When giving goes viral

Sep 25, 2010

Earlier this month, the movie Pay It Forward ran a couple of times on one of the few cable channels we get in this house (we do use Netflix and a Roku player to stream a ton of movies). I’ve seen that movie before, but I watched a bit again anyway, because I know my life has been touched by quite a few instances of giving. I have been blessed with gifts large and small from generous grandparents, parents, friends, villagers and even strangers.

In this post from 2005, We’re all poor, I mentioned the food deliveries my family would get from a generous priest on St. Croix (Catholic priests have long been kind to my family, one reason I was on the road to the life of a friar; my post A family orientation is key to understanding why I didn’t become a priest).

Later, when I went to college, my aunt and uncle offered to buy all my textbooks, because my aunt’s uncle had bought all of her college textbooks.

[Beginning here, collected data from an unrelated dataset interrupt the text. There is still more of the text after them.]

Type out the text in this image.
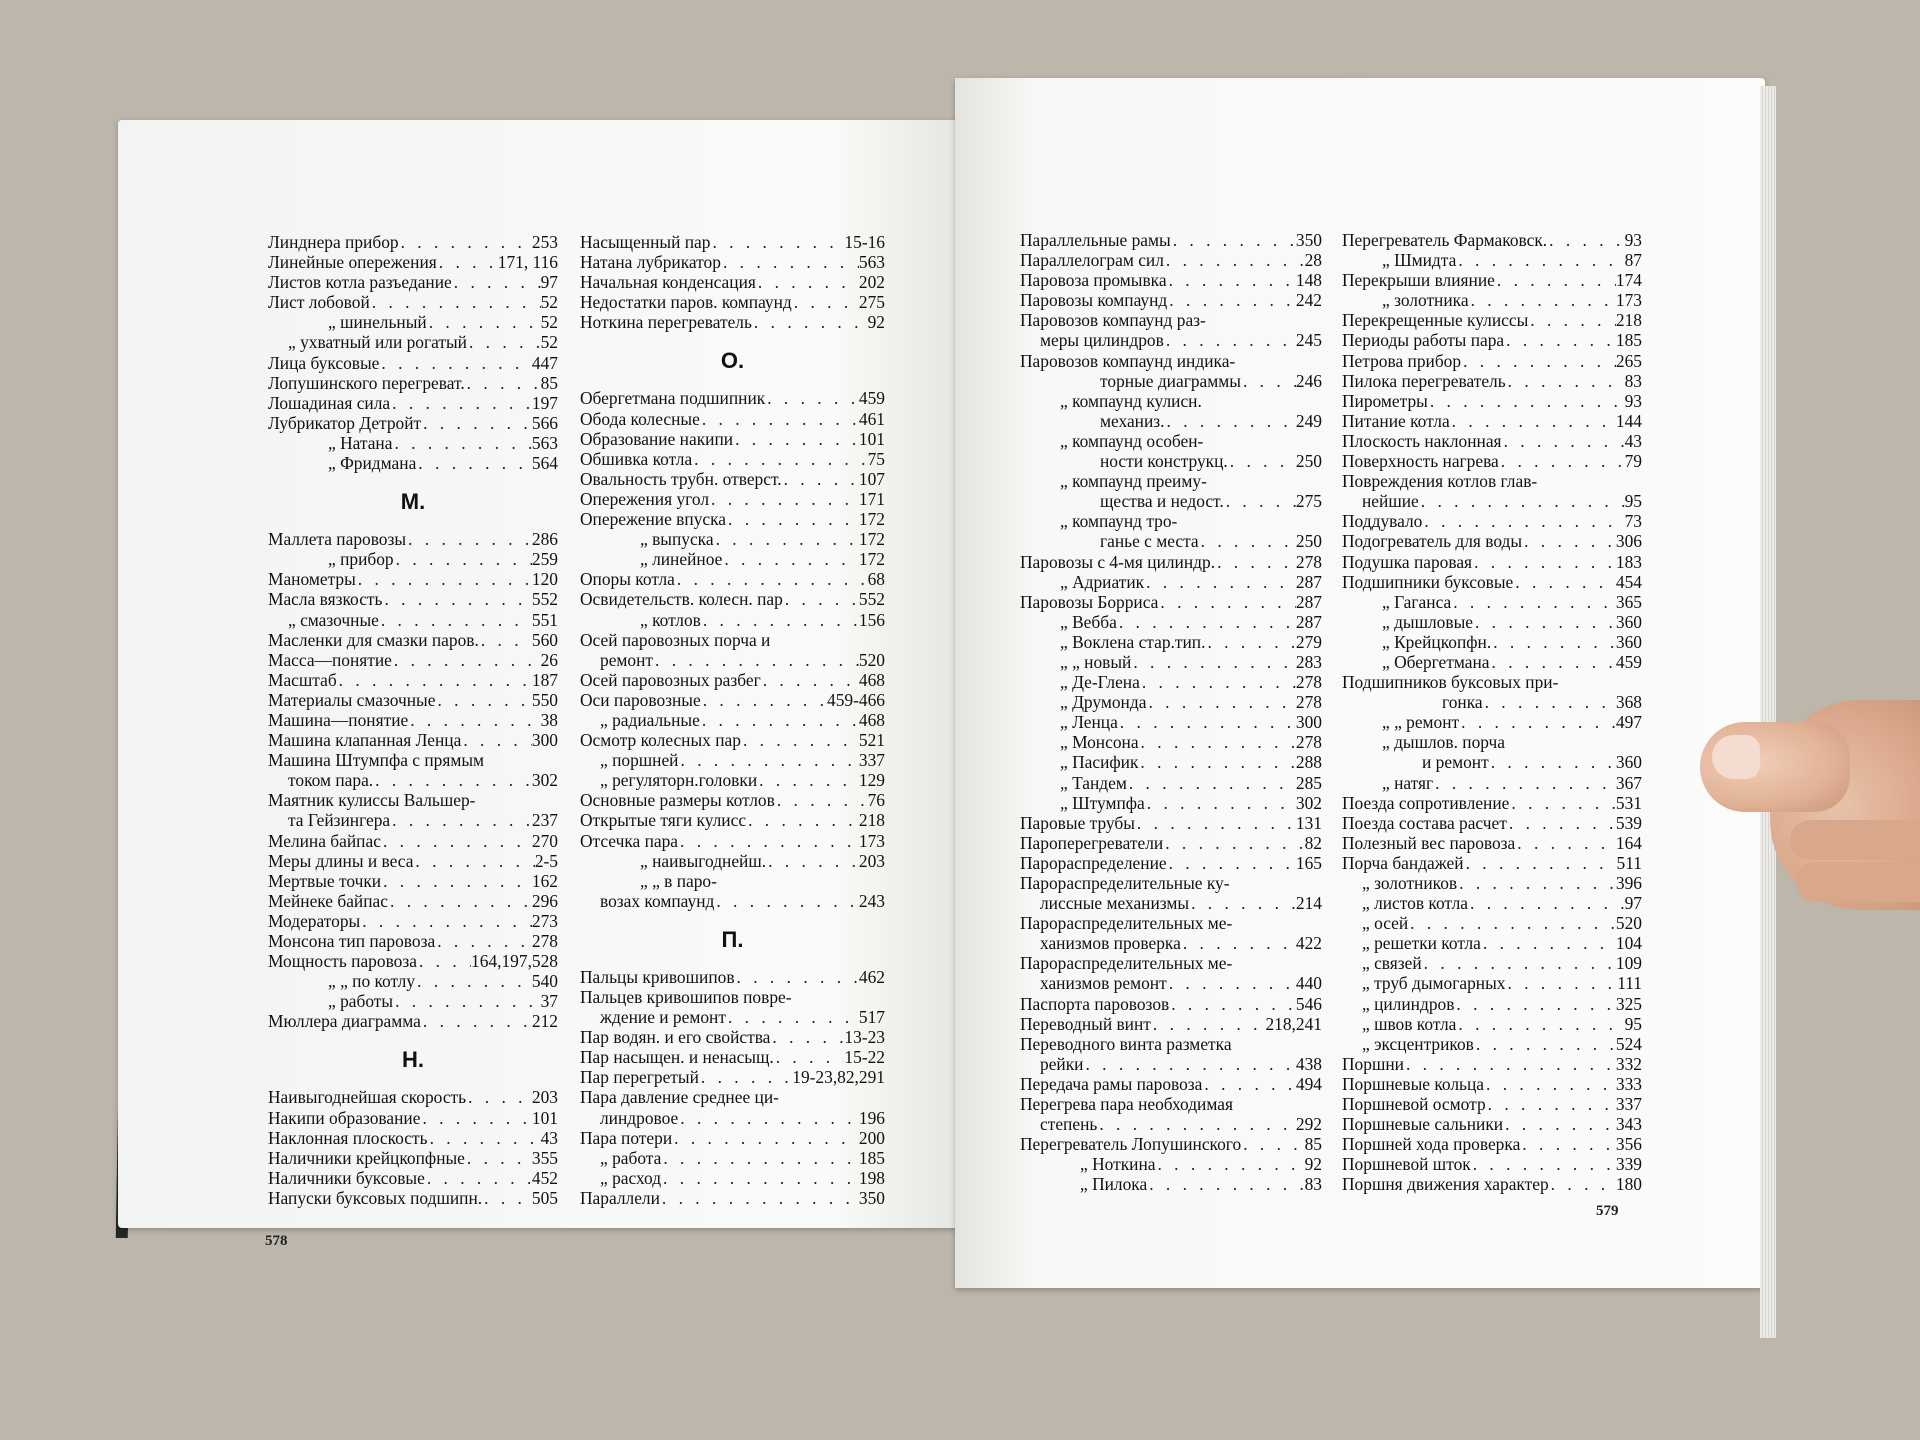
Линднера прибор . . .	253
Линейные опережения . . .	171, 116
Листов котла разъедание . . .	97
Лист лобовой . . .	52
„ шинельный . . .	52
„ ухватный или рогатый . . .	52
Лица буксовые . . .	447
Лопушинского перегреват. . . .	85
Лошадиная сила . . .	197
Лубрикатор Детройт . . .	566
„ Натана . . .	563
„ Фридмана . . .	564
М.
Маллета паровозы . . .	286
„ прибор . . .	259
Манометры . . .	120
Масла вязкость . . .	552
„ смазочные . . .	551
Масленки для смазки паров. . . .	560
Масса—понятие . . .	26
Масштаб . . .	187
Материалы смазочные . . .	550
Машина—понятие . . .	38
Машина клапанная Ленца . . .	300
Машина Штумпфа с прямым
током пара. . . .	302
Маятник кулиссы Вальшер-
та Гейзингера . . .	237
Мелина байпас . . .	270
Меры длины и веса . . .	2-5
Мертвые точки . . .	162
Мейнеке байпас . . .	296
Модераторы . . .	273
Монсона тип паровоза . . .	278
Мощность паровоза . . .	164,197,528
„ „ по котлу . . .	540
„ работы . . .	37
Мюллера диаграмма . . .	212
Н.
Наивыгоднейшая скорость . . .	203
Накипи образование . . .	101
Наклонная плоскость . . .	43
Наличники крейцкопфные . . .	355
Наличники буксовые . . .	452
Напуски буксовых подшипн. . . .	505
Насыщенный пар . . .	15-16
Натана лубрикатор . . .	563
Начальная конденсация . . .	202
Недостатки паров. компаунд . . .	275
Ноткина перегреватель . . .	92
О.
Обергетмана подшипник . . .	459
Обода колесные . . .	461
Образование накипи . . .	101
Обшивка котла . . .	75
Овальность трубн. отверст. . . .	107
Опережения угол . . .	171
Опережение впуска . . .	172
„ выпуска . . .	172
„ линейное . . .	172
Опоры котла . . .	68
Освидетельств. колесн. пар . . .	552
„ котлов . . .	156
Осей паровозных порча и
ремонт . . .	520
Осей паровозных разбег . . .	468
Оси паровозные . . .	459-466
„ радиальные . . .	468
Осмотр колесных пар . . .	521
„ поршней . . .	337
„ регуляторн.головки . . .	129
Основные размеры котлов . . .	76
Открытые тяги кулисс . . .	218
Отсечка пара . . .	173
„ наивыгоднейш. . . .	203
„ „ в паро-
возах компаунд . . .	243
П.
Пальцы кривошипов . . .	462
Пальцев кривошипов повре-
ждение и ремонт . . .	517
Пар водян. и его свойства . . .	13-23
Пар насыщен. и ненасыщ. . . .	15-22
Пар перегретый . . .	19-23,82,291
Пара давление среднее ци-
линдровое . . .	196
Пара потери . . .	200
„ работа . . .	185
„ расход . . .	198
Параллели . . .	350
578
Параллельные рамы . . .	350
Параллелограм сил . . .	28
Паровоза промывка . . .	148
Паровозы компаунд . . .	242
Паровозов компаунд раз-
меры цилиндров . . .	245
Паровозов компаунд индика-
торные диаграммы . . .	246
„ компаунд кулисн.
механиз. . . .	249
„ компаунд особен-
ности конструкц. . . .	250
„ компаунд преиму-
щества и недост. . . .	275
„ компаунд тро-
ганье с места . . .	250
Паровозы с 4-мя цилиндр. . . .	278
„ Адриатик . . .	287
Паровозы Борриса . . .	287
„ Вебба . . .	287
„ Воклена стар.тип. . . .	279
„ „ новый . . .	283
„ Де-Глена . . .	278
„ Друмонда . . .	278
„ Ленца . . .	300
„ Монсона . . .	278
„ Пасифик . . .	288
„ Тандем . . .	285
„ Штумпфа . . .	302
Паровые трубы . . .	131
Пароперегреватели . . .	82
Парораспределение . . .	165
Парораспределительные ку-
лиссные механизмы . . .	214
Парораспределительных ме-
ханизмов проверка . . .	422
Парораспределительных ме-
ханизмов ремонт . . .	440
Паспорта паровозов . . .	546
Переводный винт . . .	218,241
Переводного винта разметка
рейки . . .	438
Передача рамы паровоза . . .	494
Перегрева пара необходимая
степень . . .	292
Перегреватель Лопушинского . . .	85
„ Ноткина . . .	92
„ Пилока . . .	83
Перегреватель Фармаковск. . . .	93
„ Шмидта . . .	87
Перекрыши влияние . . .	174
„ золотника . . .	173
Перекрещенные кулиссы . . .	218
Периоды работы пара . . .	185
Петрова прибор . . .	265
Пилока перегреватель . . .	83
Пирометры . . .	93
Питание котла . . .	144
Плоскость наклонная . . .	43
Поверхность нагрева . . .	79
Повреждения котлов глав-
нейшие . . .	95
Поддувало . . .	73
Подогреватель для воды . . .	306
Подушка паровая . . .	183
Подшипники буксовые . . .	454
„ Гаганса . . .	365
„ дышловые . . .	360
„ Крейцкопфн. . . .	360
„ Обергетмана . . .	459
Подшипников буксовых при-
гонка . . .	368
„ „ ремонт . . .	497
„ дышлов. порча
и ремонт . . .	360
„ натяг . . .	367
Поезда сопротивление . . .	531
Поезда состава расчет . . .	539
Полезный вес паровоза . . .	164
Порча бандажей . . .	511
„ золотников . . .	396
„ листов котла . . .	97
„ осей . . .	520
„ решетки котла . . .	104
„ связей . . .	109
„ труб дымогарных . . .	111
„ цилиндров . . .	325
„ швов котла . . .	95
„ эксцентриков . . .	524
Поршни . . .	332
Поршневые кольца . . .	333
Поршневой осмотр . . .	337
Поршневые сальники . . .	343
Поршней хода проверка . . .	356
Поршневой шток . . .	339
Поршня движения характер . . .	180
579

As he said to her, she said to me: “When you’re in a position to do something similar for someone else, do so.”

Today, I talked with a friend who has recently been in need of some financial help, and we remarked on cultural differences that determine whether someone is comfortable asking for money from family members, friends or a widely distributed community (such as all our overlapping online social networks). One of the most important lessons I’ve learned over the years is the sole line written in the front of my Moleskine notebook: For the asking. As in, ask in order to receive, but also be prepared to provide when I’m asked.

[interlude] I’m asking around now for tens of thousands of dollars in sponsorship for ScienceOnline2011, and am also about to ask for just one thousand for the BlogTogether Birthday Bash (details will be in my next post).[/interlude]

Of course, the expectations about how we repay someone’s generosity is an important discussion. My aunt and uncle made clear I was to pay it forward. Fannie Mae has made it clear that the money lent to us to buy this house is to be paid back, with interest, within 30 years.

I loved the tradition in Vanuatu of never returning a plate or dish — which had been brought to the house filled with laplap or fresh fruit — empty, but instead with part of a meal you had prepared or fruit you had gathered. In a village of subsistence farmers, giving meant giving back.

In fact, wherever I’ve lived, I’ve tried hard to be attuned to the ways people give and the ways people receive. Let’s all give that more than a moment of thought.